Ho cercato di essere esilarante, minaccioso, inventivo come lo è la banda raccontata da Burgess. E così toccava coniare verbi come “marachellare”, per definire i gironzolii dei drughi a caccia di risse, al fine di restituire quell’esplosione di eccitazione pinocchiesca (merito del film averlo intuito, mettendo i nasi lunghi di Collodi ai drughi quando entrano nel cottage del primo stupro) che è prima di tutto linguistica e poi effettiva. Alex stravolge la realtà attraverso il linguaggio. La aggredisce e la altera come fanno i bambini nell’infanzia e nell’adolescenza prima di incanalarsi nell’età adulta. Il mondo morale si dissolve nell’esplosione violenta e premorale dell’ecolalia e della lallazione.
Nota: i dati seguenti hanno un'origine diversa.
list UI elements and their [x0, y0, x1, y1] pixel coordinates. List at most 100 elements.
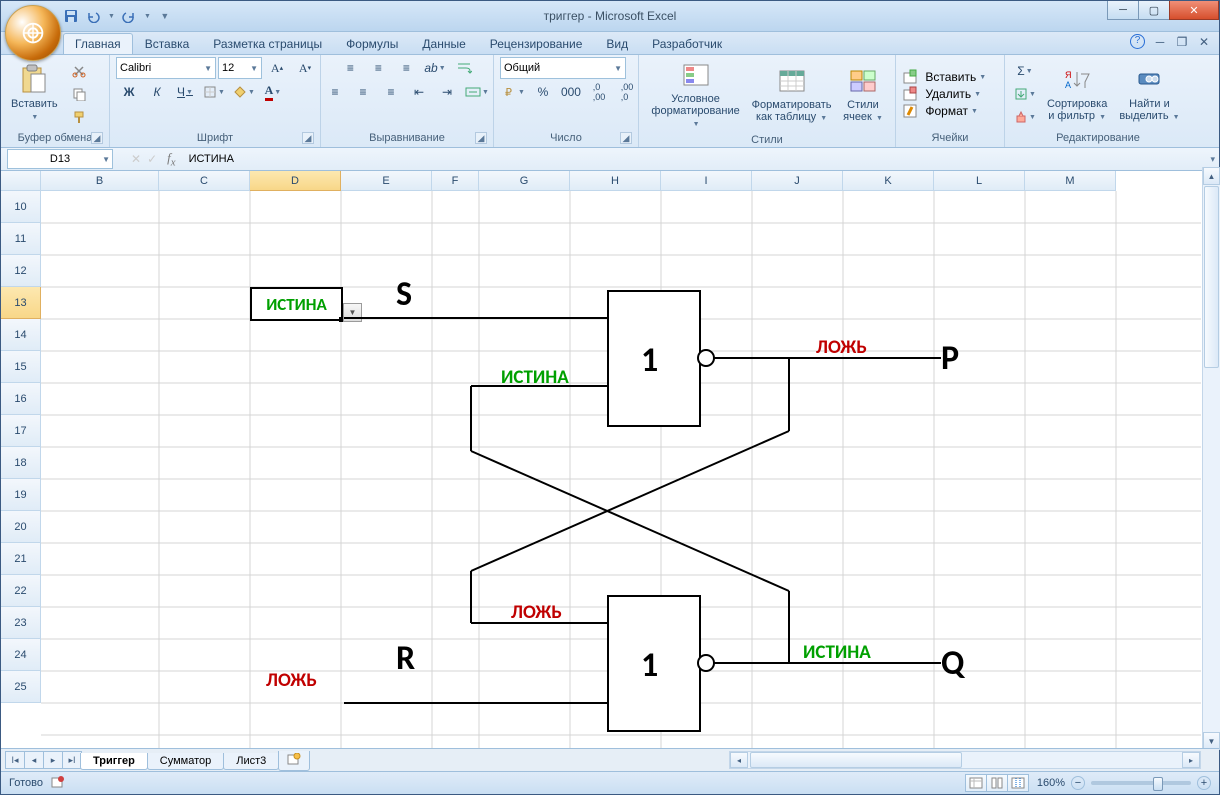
- bold-button[interactable]: Ж: [116, 81, 142, 103]
- row-header-13[interactable]: 13: [1, 287, 41, 319]
- fill-icon[interactable]: ▼: [1011, 83, 1039, 105]
- zoom-level[interactable]: 160%: [1037, 777, 1065, 789]
- col-header-G[interactable]: G: [479, 171, 570, 191]
- row-header-18[interactable]: 18: [1, 447, 41, 479]
- align-center-icon[interactable]: ≡: [350, 81, 376, 103]
- cell-styles-button[interactable]: Стилиячеек ▼: [837, 63, 889, 127]
- vertical-scrollbar[interactable]: ▲ ▼: [1202, 167, 1220, 750]
- align-dialog-icon[interactable]: ◢: [475, 132, 487, 144]
- insert-cells-button[interactable]: Вставить ▼: [902, 69, 998, 85]
- copy-icon[interactable]: [66, 83, 92, 105]
- formula-input[interactable]: ИСТИНА: [186, 153, 1211, 165]
- minimize-button[interactable]: ─: [1107, 1, 1139, 20]
- row-header-25[interactable]: 25: [1, 671, 41, 703]
- tab-review[interactable]: Рецензирование: [478, 33, 595, 54]
- italic-button[interactable]: К: [144, 81, 170, 103]
- col-header-E[interactable]: E: [341, 171, 432, 191]
- row-header-11[interactable]: 11: [1, 223, 41, 255]
- sheet-nav-prev[interactable]: ◂: [24, 751, 44, 769]
- sheet-tab-1[interactable]: Триггер: [80, 753, 148, 770]
- maximize-button[interactable]: ▢: [1138, 1, 1170, 20]
- indent-inc-icon[interactable]: ⇥: [434, 81, 460, 103]
- conditional-format-button[interactable]: Условноеформатирование ▼: [645, 57, 746, 133]
- comma-icon[interactable]: 000: [558, 81, 584, 103]
- sheet-nav-last[interactable]: ▸I: [62, 751, 82, 769]
- merge-icon[interactable]: ▼: [462, 81, 492, 103]
- col-header-M[interactable]: M: [1025, 171, 1116, 191]
- font-size-select[interactable]: 12▼: [218, 57, 262, 79]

Qui andrà ricordato che nel libro i drughi hanno quindici anni. Bambini, per quanto bambinacci. Se il film veniva considerato tanto scandaloso, non ebbe comunque il coraggio di mettere in scena la cartoonesca presenza di un manipolo di ragazzini che deforma l’inglese per deformare ciò che vede e ciò che prova. In questo senso – soffocato, ripeto, dalla forza del tema delinquenziale che inevitabilmente ritorna di continuo (per quanto banalizzato: titolo de “La Sicilia”, 14 febbraio 2022: “Arancia meccanica ad Augusta: sequestrano e picchiano un uomo per farsi dare i soldi”) – A Clockwork Orange è soprattutto un coraggioso, folle, funambolico tentativo di creare un mondo nuovo (Huxley ne è ispiratore più di Orwell, per quanto i riferimenti a 1984 siano tanti) e di credervi fino a rifondarlo dal punto di vista linguistico. Ci entriamo con la testa, ci divertiamo come matti (come bambini) e tutto a un tratto ci troviamo complici, con relativo malessere (anche maggiore nel traduttore), di una marachella che assume i contorni dell’abiezione. Tutti questi fuochi d’artificio – che avrebbero ispirato gente come Will Self, Antonia S. Byatt, Irvine Welsh – vengono resi senza attori, senza direttore della fotografia, senza carrellate fiche, senza sintetizzatori. Solo con un detto cockney origliato in un pub (“Strambo come un’arancia meccanica”) e una ventina di lettere a disposizione, l’alfabeto.